OPINION: The pesky implications of the full picture of Alaska mining project
Published 1:30 pm Saturday, May 9, 2026
Win Gruening’s April 1 column asked why Juneau’s “economic naysayers” won’t connect the dots, dismissing community voices and valid concerns over the proposed easement for the New Amalga Gold Project, and going on to suggest this mining project could be the answer to all of Juneau’s economic woes, from flood mitigation to out-migration of families.
But ‘connecting the dots’ doesn’t mean ignoring some and adding others to create the image you’d like to see.
Imagining “Kensington-scale benefits,” Mr. Gruening projected 250-400 permanent jobs and $30-55 million in payroll. But interpolating Kensington-scale employment from a project still doing exploratory drilling is part of an age-old industry game; by associating with established mines, a junior mining company can project momentum and inevitability to prospective investors. Grande Portage Resources’ own estimate is 277 jobs, we learned at a Juneau Chamber of Commerce presentation on April 23 by the Canadian junior mining company’s director of corporate and external communications, Graham Neale. Mr. Neale’s estimate came from the company’s Preliminary Economic Assessment, an early-stage study — preceding feasibility and even prefeasibility studies — used to attract investors.
Even if the projected jobs materialize, who fills those roles is uncertain; Alaska Department of Labor reports show 44.2 percent of Alaska miners are non-residents. Payroll that leaves the state cannot stabilize our schools, address housing shortages, or support local businesses.
The column invokes Kensington and Greens Creek as proof of mining’s civic contributions, but Alaska’s mining license tax represents only 1.6 per cent of total production value.
That is remarkably low even compared to other extractive industries in the state (approximately 19 percent for oil and gas, the lowest rate for oil and gas in the world).
The state’s figures show mining tax revenues account for just 3.24 percent of all Alaska tax revenue.
At the municipal level, the recently capped and cut mill rate reduces the property tax paid by Juneau-area mining operations, reducing their contributions to the services that keep our municipality running and make Juneau a place people want to live.
The environmental record Mr. Gruening cites is complicated. In 2024, Kensington reported a 105,000-gallon tailings spill into Johnson Creek and a later fish kill incident in Sherman Creek.

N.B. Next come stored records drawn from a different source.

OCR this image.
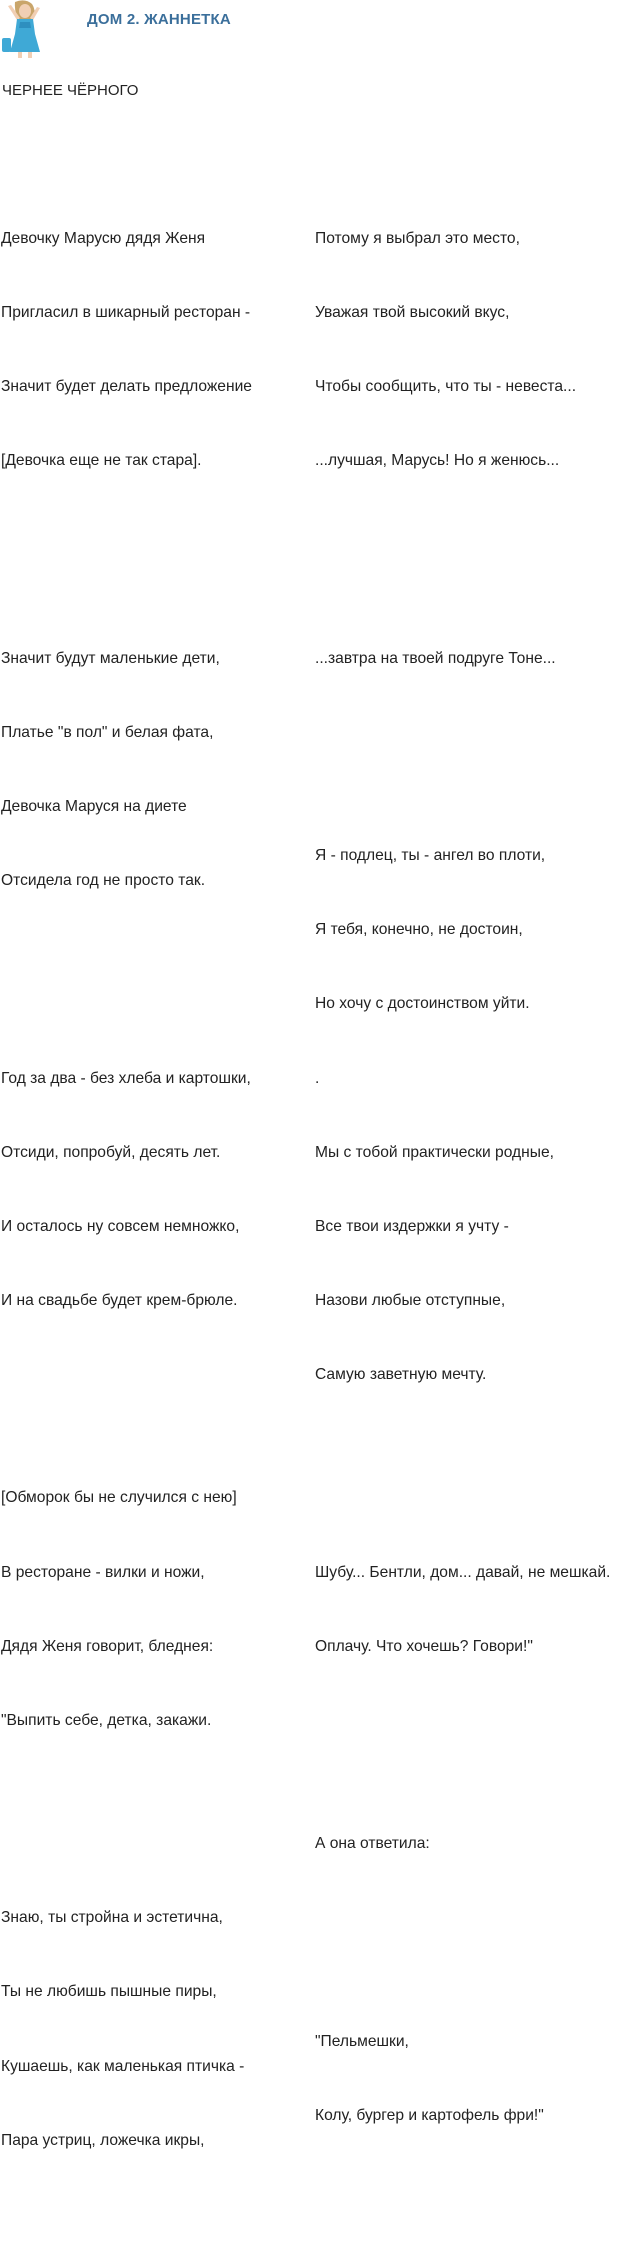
ДОМ 2. ЖАННЕТКА
ЧЕРНЕЕ ЧЁРНОГО

Девочку Марусю дядя Женя

Пригласил в шикарный ресторан -

Значит будет делать предложение

[Девочка еще не так стара].

Значит будут маленькие дети,

Платье "в пол" и белая фата,

Девочка Маруся на диете

Отсидела год не просто так.

Год за два - без хлеба и картошки,

Отсиди, попробуй, десять лет.

И осталось ну совсем немножко,

И на свадьбе будет крем-брюле.

[Обморок бы не случился с нею]

В ресторане - вилки и ножи,

Дядя Женя говорит, бледнея:

"Выпить себе, детка, закажи.

Знаю, ты стройна и эстетична,

Ты не любишь пышные пиры,

Кушаешь, как маленькая птичка -

Пара устриц, ложечка икры,

Потому я выбрал это место,

Уважая твой высокий вкус,

Чтобы сообщить, что ты - невеста...

...лучшая, Марусь! Но я женюсь...

...завтра на твоей подруге Тоне...

Я - подлец, ты - ангел во плоти,

Я тебя, конечно, не достоин,

Но хочу с достоинством уйти.

.

Мы с тобой практически родные,

Все твои издержки я учту -

Назови любые отступные,

Самую заветную мечту.

Шубу... Бентли, дом... давай, не мешкай.

Оплачу. Что хочешь? Говори!"

А она ответила:

"Пельмешки,

Колу, бургер и картофель фри!"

In 2019, the EPA fined Coeur Alaska $534,500 for discharge violations at Kensington. Greens Creek faced separate EPA enforcement actions for lead contamination, with a 2023 study linking elevated lead levels in Hawk Inlet directly to mine activities.
Contaminated shellfish and seal meat were distributed and consumed by community members. These are not anti-mining talking points, but documented regulatory infractions and real environmental threats.
With any development project, we must weigh if the environmental costs are worth the economic benefits. With anadromous streams, beloved harvesting and recreation areas, fish and wildlife habitats like Berners Bay and more at stake, we need to be highly critical of unnecessary incursions and investor pitches posing as promises.
Mr. Gruening complains that 100 of the 176 public commenters opposing the proposed easement road — out of 200 total comments — submitted a form letter through an advocacy tool provided to the public by SEACC. Does the ease of commenting somehow negate the intent of the commenter or render those voices less important?
We’re proud to have helped those voices be heard. Public engagement is not obstruction; it protects communities from costly, irreversible mistakes.
SEACC, the commenters who used our advocacy tool and the commenters who opposed the easement in their own words wish to protect our home now and for generations to come, and see economic development in Southeast Alaska that is durable, environmentally sound, and built on genuine community need and input.
Communities that anchor their futures to single-commodity extraction cycles have historically fared poorly when markets shift, mines inevitably close, and the companies move on.
We’re not “economic naysayers” — the dots we see now just don’t form the simplistic vision Mr. Gruening portrays and we can’t afford to permit harm to our public lands when the New Amalga Gold Project has yet to prove its viability as a mine, let alone as Juneau’s economic salvation, as Mr. Gruening seems to suggest.
Stacy Unzicker and Tyler Breen are with the Southeast Alaska Conservation Council.